Dá a sensação que vivemos no futuro, mas é um futuro estranhamente nostálgico. Boa parte da indústria audiovisual dedica-se a editar em formatos digitais coisas que passavam na televisão há 10, 20 ou 30 anos. Neste momento, é possível ter um acesso muito completo ao nosso passado audiovisual. Ver um filme no cinema antes do videogravador era ver algo que só ia restar na nossa memória. Exigia uma atenção muito distinta da de hoje. Ver hoje um filme no cinema é quase como ver um trailer da versão que vai sair em DVD e que vai assombrar a TVCabo até ao inferno gelar.

É natural que apareça gente a dizer que isto é tudo uma alienação, que dantes é que era bom. Tenho a sensação que essas pessoas diriam o mesmo da televisão, do rádio, da literatura, da escrita, da roda e do fogo. Da mesma maneira que é difícil parar o progresso, também não se pode parar quem diz mal dele. Pessoalmente, gosto da nova indústria da memória e dos novos serões de província.

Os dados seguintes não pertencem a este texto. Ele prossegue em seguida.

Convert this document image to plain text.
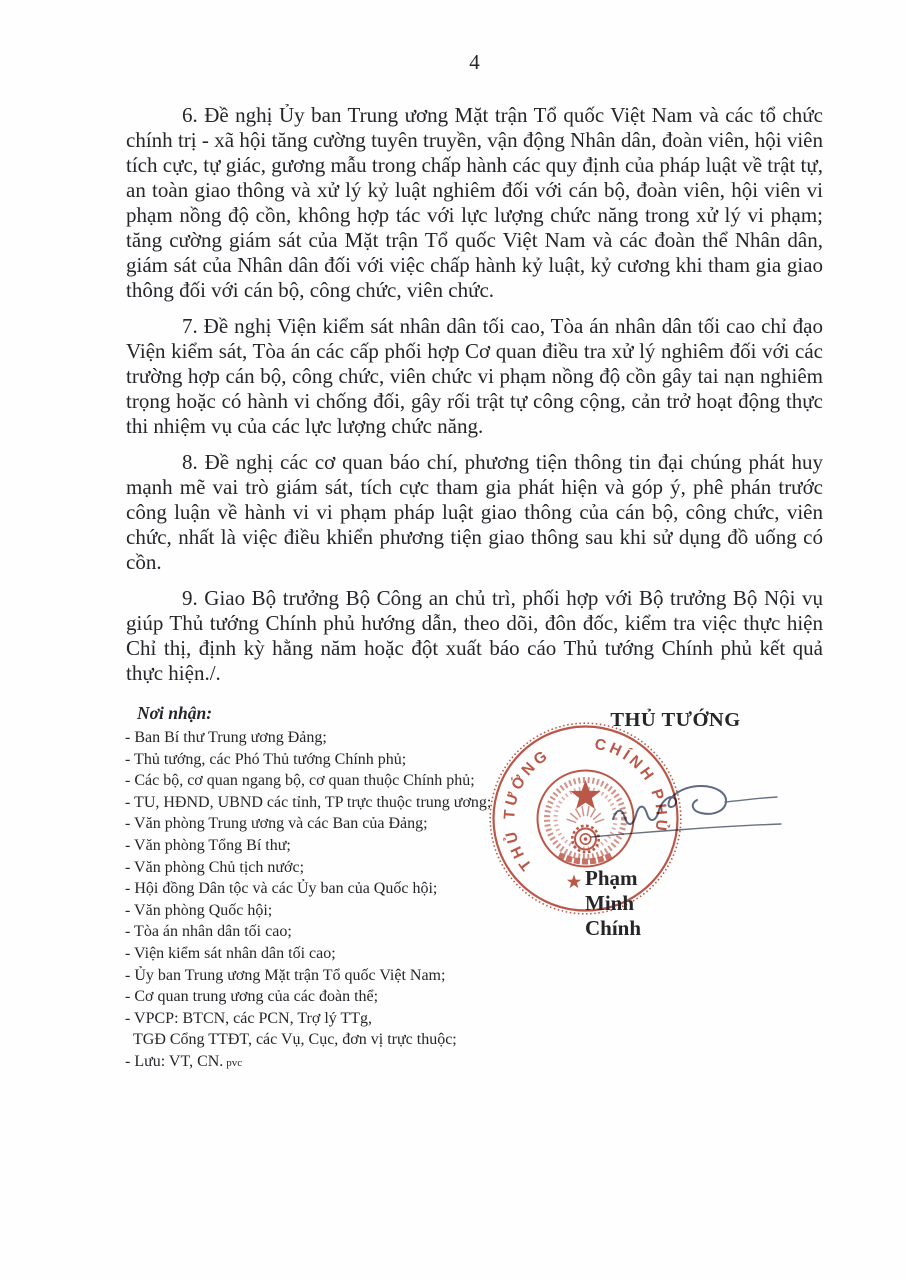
4

6. Đề nghị Ủy ban Trung ương Mặt trận Tổ quốc Việt Nam và các tổ chức chính trị - xã hội tăng cường tuyên truyền, vận động Nhân dân, đoàn viên, hội viên tích cực, tự giác, gương mẫu trong chấp hành các quy định của pháp luật về trật tự, an toàn giao thông và xử lý kỷ luật nghiêm đối với cán bộ, đoàn viên, hội viên vi phạm nồng độ cồn, không hợp tác với lực lượng chức năng trong xử lý vi phạm; tăng cường giám sát của Mặt trận Tổ quốc Việt Nam và các đoàn thể Nhân dân, giám sát của Nhân dân đối với việc chấp hành kỷ luật, kỷ cương khi tham gia giao thông đối với cán bộ, công chức, viên chức.

7. Đề nghị Viện kiểm sát nhân dân tối cao, Tòa án nhân dân tối cao chỉ đạo Viện kiểm sát, Tòa án các cấp phối hợp Cơ quan điều tra xử lý nghiêm đối với các trường hợp cán bộ, công chức, viên chức vi phạm nồng độ cồn gây tai nạn nghiêm trọng hoặc có hành vi chống đối, gây rối trật tự công cộng, cản trở hoạt động thực thi nhiệm vụ của các lực lượng chức năng.

8. Đề nghị các cơ quan báo chí, phương tiện thông tin đại chúng phát huy mạnh mẽ vai trò giám sát, tích cực tham gia phát hiện và góp ý, phê phán trước công luận về hành vi vi phạm pháp luật giao thông của cán bộ, công chức, viên chức, nhất là việc điều khiển phương tiện giao thông sau khi sử dụng đồ uống có cồn.

9. Giao Bộ trưởng Bộ Công an chủ trì, phối hợp với Bộ trưởng Bộ Nội vụ giúp Thủ tướng Chính phủ hướng dẫn, theo dõi, đôn đốc, kiểm tra việc thực hiện Chỉ thị, định kỳ hằng năm hoặc đột xuất báo cáo Thủ tướng Chính phủ kết quả thực hiện./.

Nơi nhận:
- Ban Bí thư Trung ương Đảng;
- Thủ tướng, các Phó Thủ tướng Chính phủ;
- Các bộ, cơ quan ngang bộ, cơ quan thuộc Chính phủ;
- TU, HĐND, UBND các tỉnh, TP trực thuộc trung ương;
- Văn phòng Trung ương và các Ban của Đảng;
- Văn phòng Tổng Bí thư;
- Văn phòng Chủ tịch nước;
- Hội đồng Dân tộc và các Ủy ban của Quốc hội;
- Văn phòng Quốc hội;
- Tòa án nhân dân tối cao;
- Viện kiểm sát nhân dân tối cao;
- Ủy ban Trung ương Mặt trận Tổ quốc Việt Nam;
- Cơ quan trung ương của các đoàn thể;
- VPCP: BTCN, các PCN, Trợ lý TTg,
TGĐ Cổng TTĐT, các Vụ, Cục, đơn vị trực thuộc;
- Lưu: VT, CN. pvc
THỦ TƯỚNG
THỦ TƯỚNG
CHÍNH PHỦ
Phạm Minh Chính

Filed under: Não é bem design, mas...

3 Responses

  1. Wilfrid de Sá diz:

    Concordo plenamente contigo quanto ao facto das séries terem o mesmo papel que um bom livro, isto é ao nível das sensações obtidas da sua fruição. Fico preocupado pelo facto de as noções de tempo serem muito mais abstractas com este formato. Falo de, por exemplo, ver três episódios seguidos (ou mais…oz, the wire, six feet under, mad men levem-me muitas vezes a isso…) quando estes são previstos para o formato da TV na maioria com 50 min. Sinto a estranha sensação de não estar a desfrutar plenamente de uma iguaria que merece o seu tempo de amadurecimento nas nossas mentes. Alguma pista para este sintoma desaparecer?

  2. Mário diz:

    O que se perde talvez é a experiência da vivência colectiva de um filme, mas continuamos a ter isso no teatro.

  3. Wilfrid de Sá diz:

    Mas essa vivência colectiva tem pontos negativos, isto é, uma certa pressão social que pessoalmente me impede de estar totalmente atento a narrativa e a prestação dos actores. No entanto pelo levantar do ecrã físico no teatro concentramos e sabemos que aquele palavra foi e nunca mais será dita da mesma forma. Penso as relações temporais no formato série, como capazes de alimentarem mais facilmente um certo espírito de gula ou de vício. Onde pretendo incidir é, onde estará o limite se ele existe ou como te-lo quando sabemos que hoje em dia podemos ver uma temporada seguida de qualquer série. Há forçosamente algo que se perde relativamente ao culto de se esperar uma semana para podermos continuar a deliciar-nos com a nossa série preferida. Recorro muitas vezes a um exemplo para me fazer entender neste ponto: Entre comer uma tablete de chocolate e comer um quadrado, a diferença só está na quantidade porque o sabor é o mesmo. Então porque comer mais?